Saturday 27 November 2010

Now is the time to re-examine everything: the universe, our asphyxiating rituals of daily routine, the emptiness hidden deep inside our aging bodies. Death does not frighten us; life often does.

It was never meant to be easy, they say, human existence has always been riddled with hidden traps and formidable obstacles and gaping uncertainties. They refuse to explain why, or perhaps the answer eludes them.

Some of us would sacrifice all that we hold dear just for a few shining fragments of meaning. I must understand, I cannot go on without that knowledge, I cannot survive without a sense of purpose, you scream, but all they do is  stare blankly as you tear yourself to pieces.

I'd cry, but there's no worth left in bouts of self-pity. I'd vow to destroy your world by challenging all that holds it together, if only  I believed it would extinguish the fire in my head. I'd take a journey inside my soul's darkest passages, yet I'm still afraid of what I might find there.

Sunday 14 November 2010

I'd like to spend my nights awake, reading poetry. Instead, I waste them weaving obsessive thougths, chasing chimairas and reluctant people. When they dare speak to me of love and devotion, I run away terrified.

The wounds have not yet healed. The past is lingering, like it always does. I miss even the illusion of certainty, the fragile clarity of desire. Deep inside, don't we all long for effortless communication, are we not all eager to share our fear and hope and existential sorrow?

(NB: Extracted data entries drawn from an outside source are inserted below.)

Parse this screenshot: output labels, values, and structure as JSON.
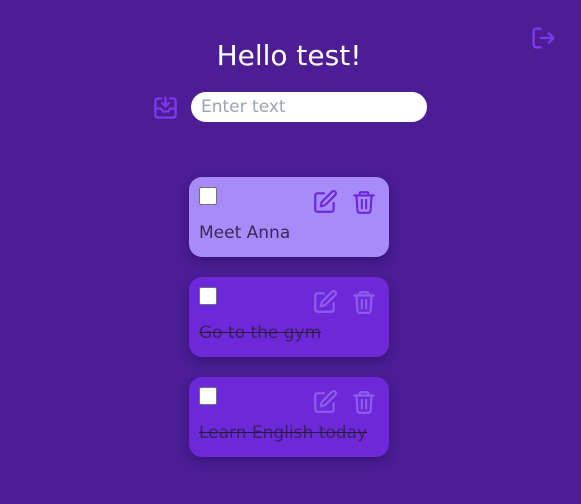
{
  "header": {
    "title": "Hello test!",
    "logout_icon": "logout-icon"
  },
  "input": {
    "placeholder": "Enter text",
    "value": "",
    "save_icon": "download-tray-icon"
  },
  "todos": [
    {
      "text": "Meet Anna",
      "completed": false,
      "checked": false,
      "card_color": "#a78bfa"
    },
    {
      "text": "Go to the gym",
      "completed": true,
      "checked": false,
      "card_color": "#6d28d9"
    },
    {
      "text": "Learn English today",
      "completed": true,
      "checked": false,
      "card_color": "#6d28d9"
    }
  ],
  "colors": {
    "background": "#4c1d95",
    "accent": "#7c3aed",
    "card_active": "#a78bfa",
    "card_done": "#6d28d9"
  }
}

The sad truth is we can never let go of our inhibitions unless we are granted the fantasy of immortality. Don't you ever wonder why?

Friday 5 November 2010

Last night I dreamt of you. It was something in between a dream and a nightmare. Love ran away on a misty autumn morning. Hope fell asleep under the winter's first snow.

Hearts break, then are mended so they can break again. Lives end and begin anew. Minds get lost in a paranoid haze. Where does this path lead, and will we ever know what we're living for?

One death just leads to another. Or so they say.